Happy driving-salsa-football!
*now I shall never forget the movie because of this intelligent review….
well to all those people who told me its a good movie but i wont i like it, thanks for including the second bit.
And i guess you CAN get a 65000 or whatever surgery for anything if u want to be ripped off/ which part of the world you are in.

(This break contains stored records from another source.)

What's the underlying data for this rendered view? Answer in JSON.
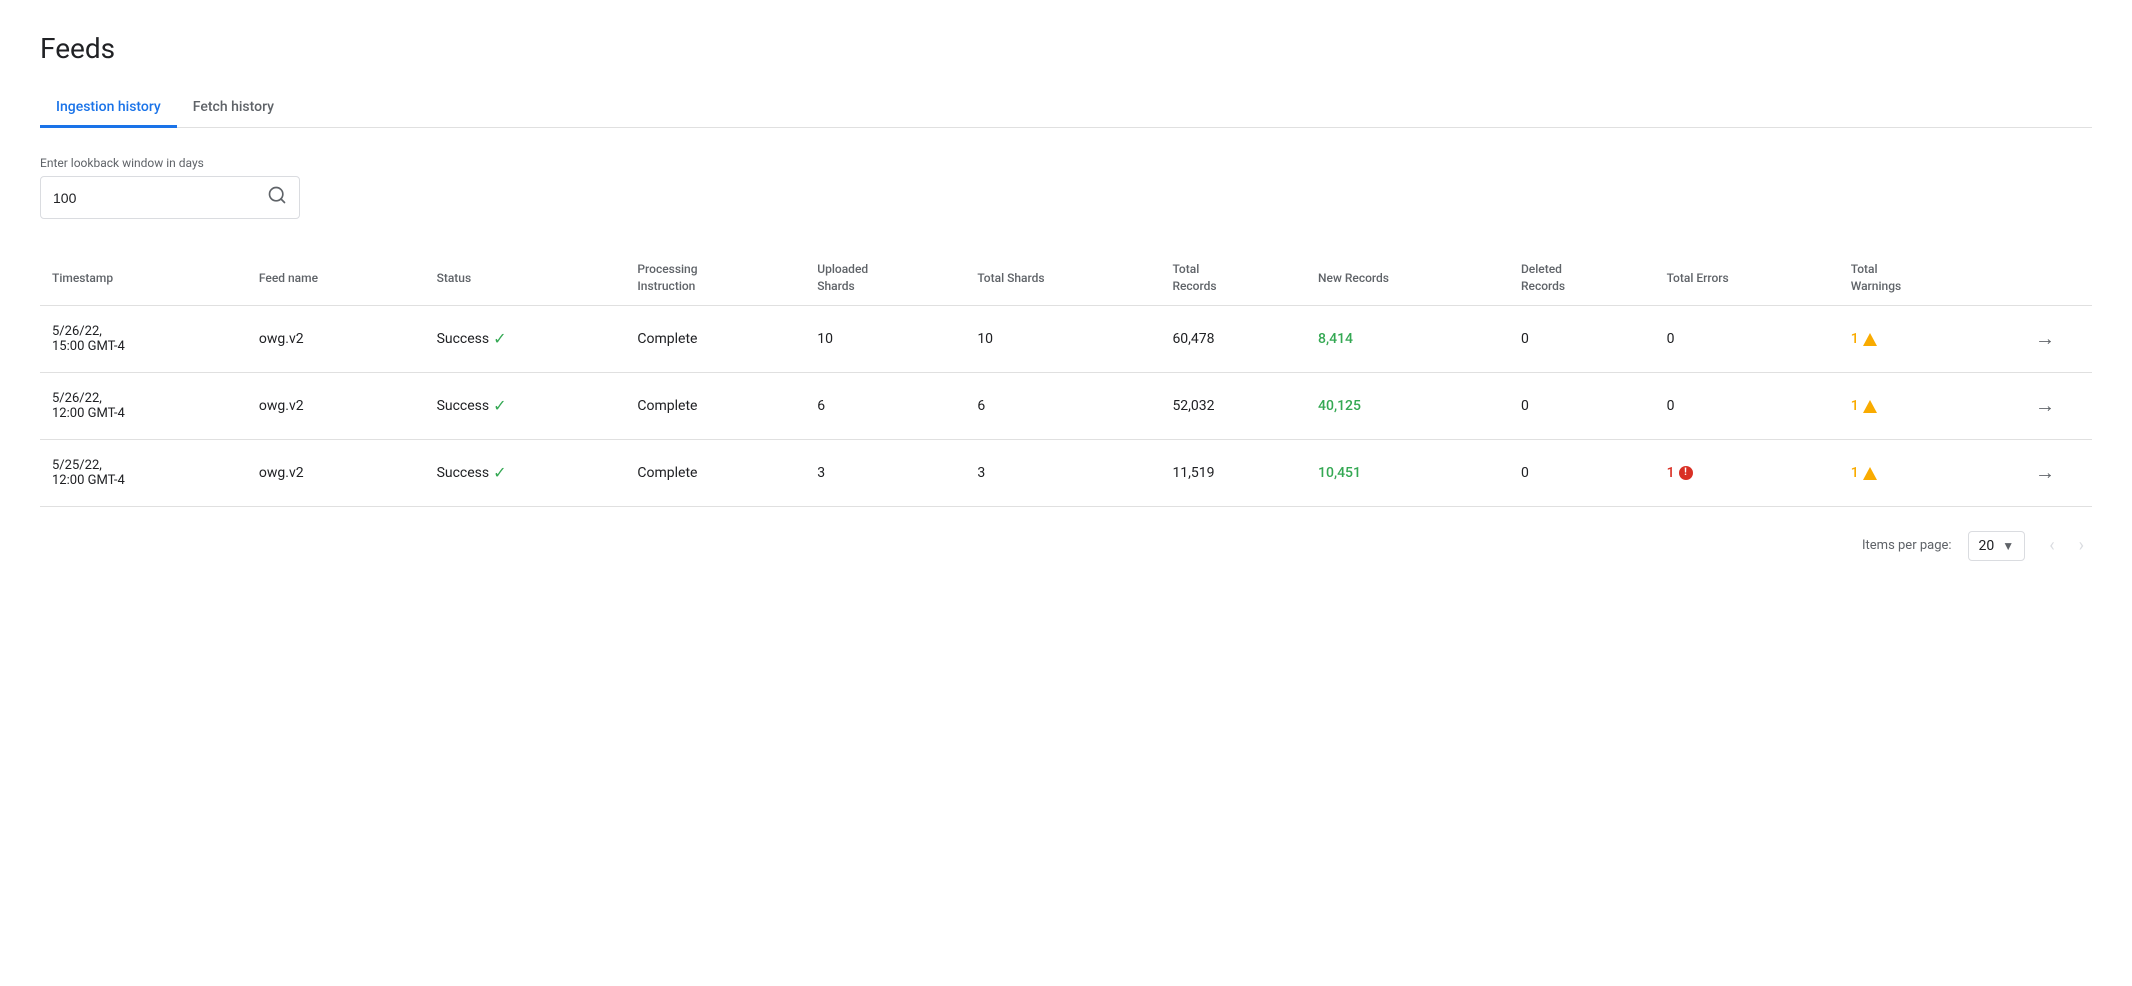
{
  "page": {
    "title": "Feeds"
  },
  "tabs": [
    {
      "id": "ingestion",
      "label": "Ingestion history",
      "active": true
    },
    {
      "id": "fetch",
      "label": "Fetch history",
      "active": false
    }
  ],
  "search": {
    "label": "Enter lookback window in days",
    "value": "100",
    "placeholder": ""
  },
  "table": {
    "columns": [
      {
        "id": "timestamp",
        "label": "Timestamp"
      },
      {
        "id": "feed_name",
        "label": "Feed name"
      },
      {
        "id": "status",
        "label": "Status"
      },
      {
        "id": "processing_instruction",
        "label": "Processing\nInstruction"
      },
      {
        "id": "uploaded_shards",
        "label": "Uploaded\nShards"
      },
      {
        "id": "total_shards",
        "label": "Total Shards"
      },
      {
        "id": "total_records",
        "label": "Total\nRecords"
      },
      {
        "id": "new_records",
        "label": "New Records"
      },
      {
        "id": "deleted_records",
        "label": "Deleted\nRecords"
      },
      {
        "id": "total_errors",
        "label": "Total Errors"
      },
      {
        "id": "total_warnings",
        "label": "Total\nWarnings"
      },
      {
        "id": "action",
        "label": ""
      }
    ],
    "rows": [
      {
        "timestamp": "5/26/22,\n15:00 GMT-4",
        "feed_name": "owg.v2",
        "status": "Success",
        "processing_instruction": "Complete",
        "uploaded_shards": "10",
        "total_shards": "10",
        "total_records": "60,478",
        "new_records": "8,414",
        "deleted_records": "0",
        "total_errors": "0",
        "total_warnings": "1",
        "warnings_icon": "warning",
        "errors_icon": ""
      },
      {
        "timestamp": "5/26/22,\n12:00 GMT-4",
        "feed_name": "owg.v2",
        "status": "Success",
        "processing_instruction": "Complete",
        "uploaded_shards": "6",
        "total_shards": "6",
        "total_records": "52,032",
        "new_records": "40,125",
        "deleted_records": "0",
        "total_errors": "0",
        "total_warnings": "1",
        "warnings_icon": "warning",
        "errors_icon": ""
      },
      {
        "timestamp": "5/25/22,\n12:00 GMT-4",
        "feed_name": "owg.v2",
        "status": "Success",
        "processing_instruction": "Complete",
        "uploaded_shards": "3",
        "total_shards": "3",
        "total_records": "11,519",
        "new_records": "10,451",
        "deleted_records": "0",
        "total_errors": "1",
        "total_warnings": "1",
        "warnings_icon": "warning",
        "errors_icon": "error"
      }
    ]
  },
  "pagination": {
    "items_per_page_label": "Items per page:",
    "items_per_page_value": "20",
    "prev_disabled": true,
    "next_disabled": true
  }
}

dude i think it was a decent movie and it tought alot. If u go for a movie with the opinion that bollywood sucks ull never enjoy a movie unless its extra-ordinary. ull never be able to enjoy a movie if ur going as a critic.
see my blog for my review on the movie if u want!!
ello Anish!
Ok first anonymous guy had to have had the most dramatic appearance on this blog so far. I love reading you vent about movies. laughed my ass off!:P
Hey anish! love it! there’s bollywood for you 🙂
to anonymous, you accusing anish of being hypocritical and practically useless seems well a bit hypocritical considering that all you seem to do is to berate someone’s work, not really “making a difference” are you? maybe you should consider taking your own advice when handing it out to others in such bitter, heavy doses. seriously lighten up man.
p.s. anish youre not the only one affected by a horrible haircut at the moment!! i know the feeling!
Most of these “bloody Indian” directors make mediocre movies because in India, all people want is a little bhel-puri. That fake tongue-twister (ya know…) cost them absolutely nothing, but earned them a lakh more viewers.
Indian cinema is years behind when it comes to action, fast-paced dramas (except gangster flicks) and sensual pleasure =). It’s not like Rani can act at all anyways….
Agree with you, Ta Ra Pum Pum = Full o’ crap.